Il Masaf mantiene anche per tutto il 2026 il regime "sperimentale" italiano che prevede l'obbligo di indicazione dell'origine in etichetta per alcuni alimenti, fra cui prodotti caseari e carni suine trasformate. Il regime italiano- introdotto per la prima volta nel 2001 sulle paste alimentari e successivamente esteso ad altri prodotti - continua ad essere prorogato fintanto che non si saranno concluse le consultazioni - tuttora in corso- sulla modifica del regolamento (UE) n. 1169/2011 relativo alla fornitura di informazioni sugli alimenti ai consumatori.
Latte, formaggi e carni suine trasformate- La proroga riguarda- fra gli altri- tutti i tipi di latte, i prodotti lattiero-caseari preimballati, le carni di ungulati domestici della specie suine macinate, separate meccanicamente, le preparazioni di carni suine e prodotti a base di carne suina.

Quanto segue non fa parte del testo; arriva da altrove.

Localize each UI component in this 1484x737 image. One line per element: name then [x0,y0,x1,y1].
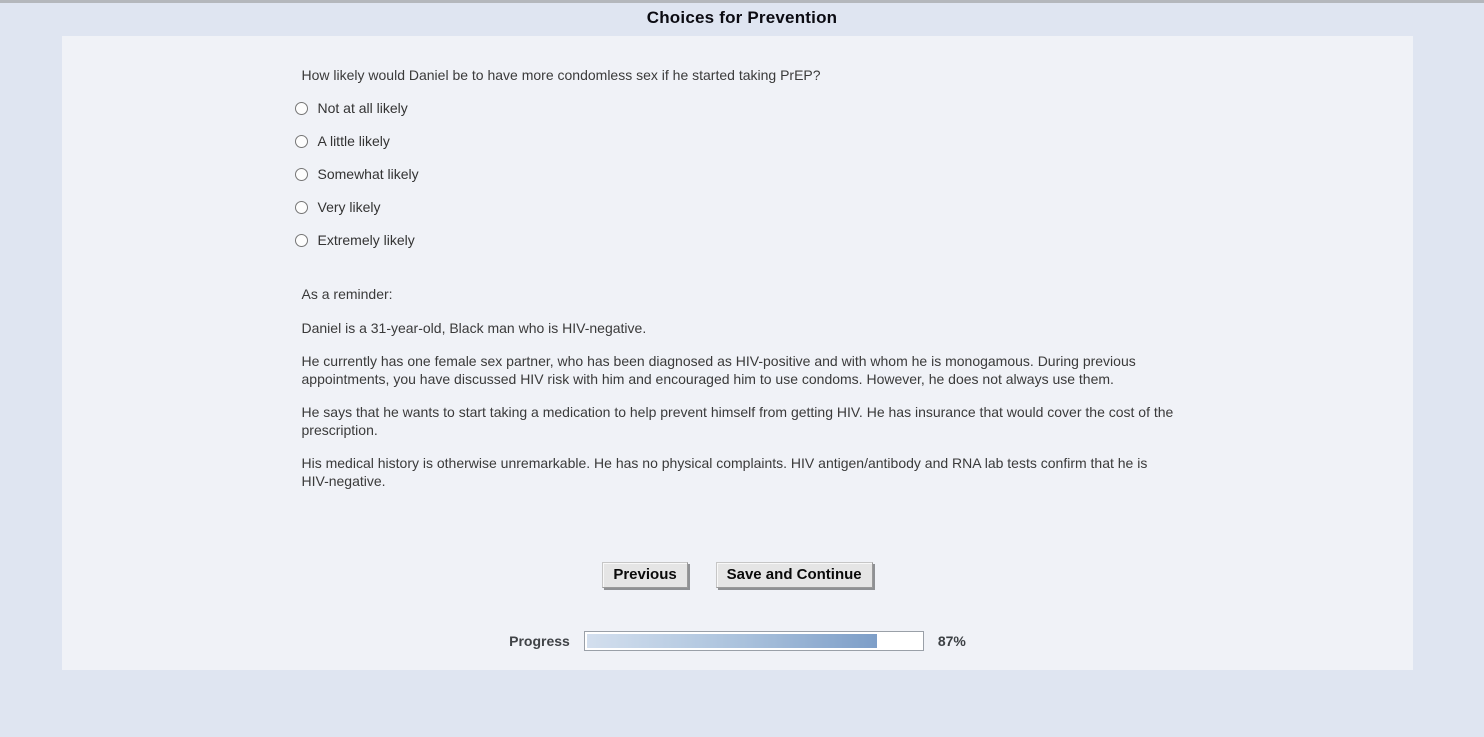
radio-option-label: Somewhat likely [317,166,419,182]
save-and-continue-button[interactable]: Save and Continue [715,562,873,588]
question-text: How likely would Daniel be to have more … [301,67,821,83]
progress-section: Progress 87% [302,631,1174,651]
progress-label: Progress [509,633,570,649]
progress-bar-fill [586,634,878,648]
radio-button-icon[interactable] [294,134,308,148]
page-title: Choices for Prevention [646,8,838,27]
radio-button-icon[interactable] [294,233,308,247]
radio-option-extremely-likely[interactable]: Extremely likely [294,232,1174,248]
survey-content: How likely would Daniel be to have more … [294,36,1174,651]
radio-option-very-likely[interactable]: Very likely [294,199,1174,215]
radio-option-label: A little likely [317,133,390,149]
form-actions: Previous Save and Continue [302,562,1174,588]
radio-button-icon[interactable] [294,101,308,115]
reminder-paragraph: He says that he wants to start taking a … [301,404,1174,438]
reminder-paragraph: He currently has one female sex partner,… [301,353,1136,387]
radio-option-label: Extremely likely [317,232,415,248]
radio-button-icon[interactable] [294,200,308,214]
reminder-paragraph: His medical history is otherwise unremar… [301,455,1148,489]
reminder-paragraph: Daniel is a 31-year-old, Black man who i… [301,319,647,336]
radio-option-not-at-all-likely[interactable]: Not at all likely [294,100,1174,116]
previous-button[interactable]: Previous [602,562,688,588]
radio-option-label: Very likely [317,199,381,215]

Un tema dibattuto nella UE- L’indicazione obbligatoria dell’origine (i.e. il nome del Paese) della materia prima in etichetta è una iniziativa nazionale. Stante che la normativa europea è ancora in corso di revisione, l'Italia mantiene in vigore una sperimentazione nazionale tesa a "valorizzare il Made in Italy agroalimentare" , e a "garantire maggiore trasparenza per i consumatori" . L’indicazione dell’origine è da anni un tema centrale nel dibattito sulla sicurezza e la qualità alimentare, con l’Italia in prima linea per difendere l’identità delle sue produzioni. L'obiettivo della norma è permettere ai cittadini di fare scelte consapevoli, contrastare fenomeni di contraffazione e tutelare le filiere produttive italiane, spesso minacciate dalla concorrenza di prodotti di provenienza incerta.